How is this responsible psychiatric advice? How is a parent suffering a breakdown from exhaustion going to help his or her child? What is the child meant to do once the parent has given up everything to help them?
Reading this post so carelessly as to conclude from it, "This article appears to deter parents from believing that they can have an active role in helping their child recover," and then stating that parents have zero rights or responsibilities to themselves because their child is ill is breathtaking, coming from a mental health professional.

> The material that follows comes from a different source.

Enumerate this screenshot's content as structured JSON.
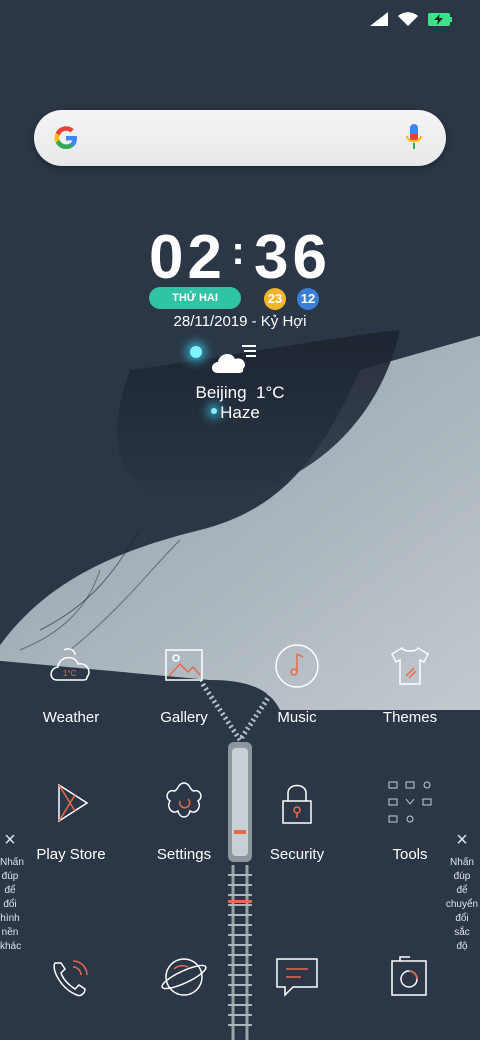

Perhaps the best place to end is with Laura Collins’s comment that it’s crucial that "at times we accept what we cannot do." That doesn’t mean giving the anorexia what it wants: the time and space to grow stronger in the dark and in secret. It doesn’t mean disowning your child or stopping being there if he or she turns to you or stopping trying things that might help him or her. It means remembering you are a human being with needs too, just like your child is, and that that’s all right. It means acknowledging, however terrifying it is, that you brought this person into the world and you now can’t control everything that happens to him or her. Acceptance on both sides is the only thing that can save us all.
In any case, I would like to finish by thanking all those who have posted comments on Sue’s post: Those whose comments I’ve referred to here and those I haven’t, those whom I agree with and those I don’t. As with most things in the sphere of mental health, open discussion is better than silence.